Toyota seems to be able to break time-honored organizational principles and avoid compromises. Through the CE system, the company has reaped benefits that derive from its cross-functional product-focused organization, which is peopled by functional experts. It also benefits from top-down management that meets strict timelines and targets and from the flexibility and creativity of bottom-up style management.

The system works because Toyota has a culture focused on the customer, and functional engineering groups recognize that they exist to support Toyota’s customers and that the CE is the voice of the customer.
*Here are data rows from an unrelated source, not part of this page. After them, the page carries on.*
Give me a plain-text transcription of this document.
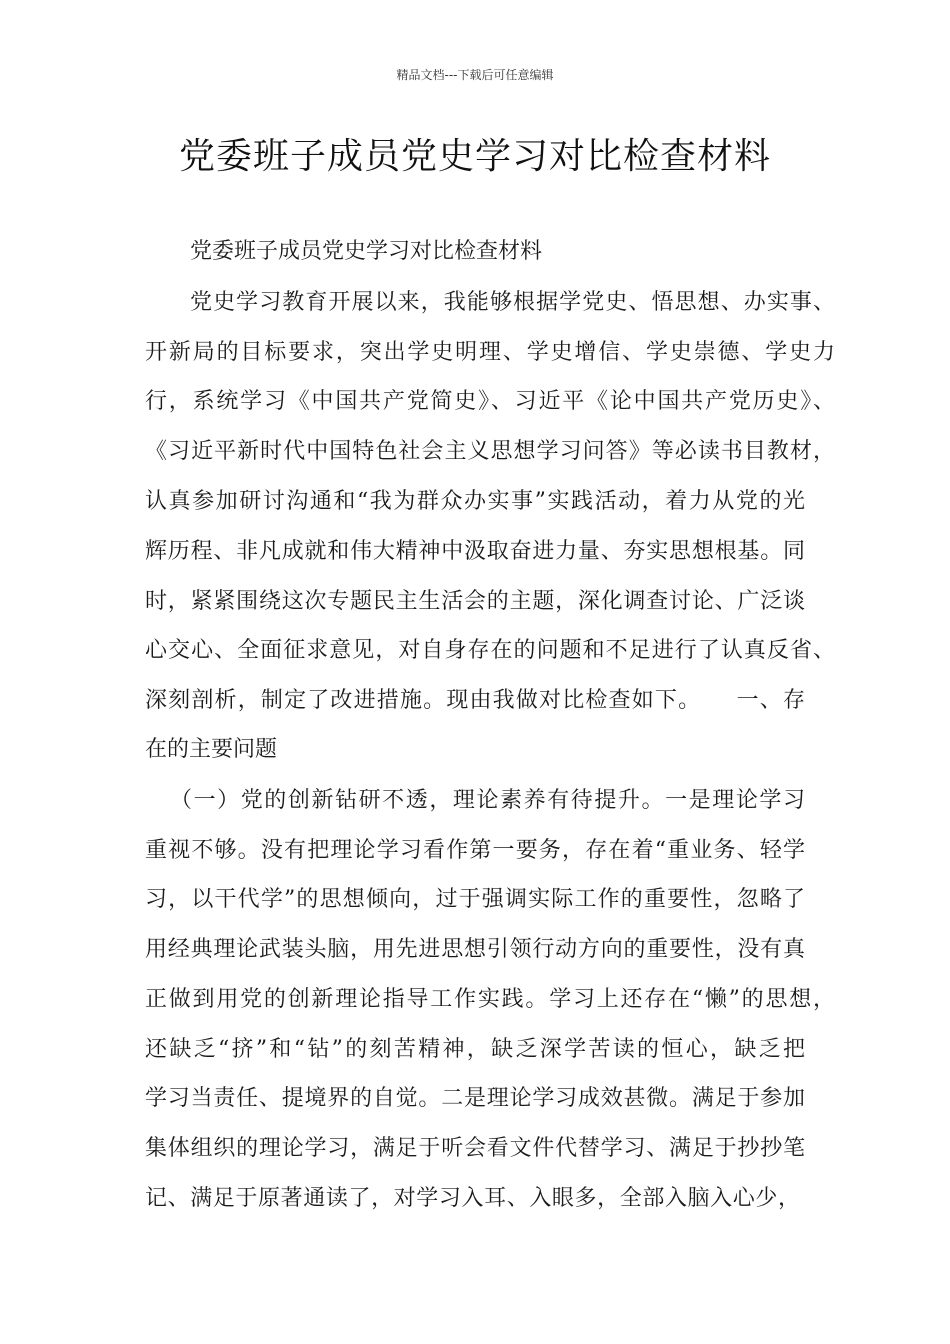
精品文档---下载后可任意编辑
党委班子成员党史学习对比检查材料
党委班子成员党史学习对比检查材料
党史学习教育开展以来，我能够根据学党史、悟思想、办实事、
开新局的目标要求，突出学史明理、学史增信、学史崇德、学史力
行，系统学习《中国共产党简史》、习近平《论中国共产党历史》、
《习近平新时代中国特色社会主义思想学习问答》等必读书目教材，
认真参加研讨沟通和“我为群众办实事”实践活动，着力从党的光
辉历程、非凡成就和伟大精神中汲取奋进力量、夯实思想根基。同
时，紧紧围绕这次专题民主生活会的主题，深化调查讨论、广泛谈
心交心、全面征求意见，对自身存在的问题和不足进行了认真反省、
深刻剖析，制定了改进措施。现由我做对比检查如下。　　一、存
在的主要问题
（一）党的创新钻研不透，理论素养有待提升。一是理论学习
重视不够。没有把理论学习看作第一要务，存在着“重业务、轻学
习，以干代学”的思想倾向，过于强调实际工作的重要性，忽略了
用经典理论武装头脑，用先进思想引领行动方向的重要性，没有真
正做到用党的创新理论指导工作实践。学习上还存在“懒”的思想，
还缺乏“挤”和“钻”的刻苦精神，缺乏深学苦读的恒心，缺乏把
学习当责任、提境界的自觉。二是理论学习成效甚微。满足于参加
集体组织的理论学习，满足于听会看文件代替学习、满足于抄抄笔
记、满足于原著通读了，对学习入耳、入眼多，全部入脑入心少，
Key decisions, mentoring, lobbying for resources, building a shared vision, pushing the product to higher levels, and achieving quality, safety, cost, and timing targets all start with the chief engineer.

CE

In Summary:

Develop a chief engineer system to lead the development from start to finish

The LPDS is led by an exceptional Chief Engineer (CE) with the skills to lead system integration, both in the product and integrating the people working on the program. The CE is different from the traditional project manager in several respects.
First, the CE does not manage the engineers working on the project, with the exception of a small group of assistants. The CE elads through personal influence, technical know how, and authority over product decisions.
Second, the CE represents the voice of the customer and is responsible for the success of the vehicle program from concept to sales.
Third, the CE focuses more attention on decisions about systems integration than on personnel decisions and project administration. If a CE is acting only as a project manager, then your company does not really have a CE role.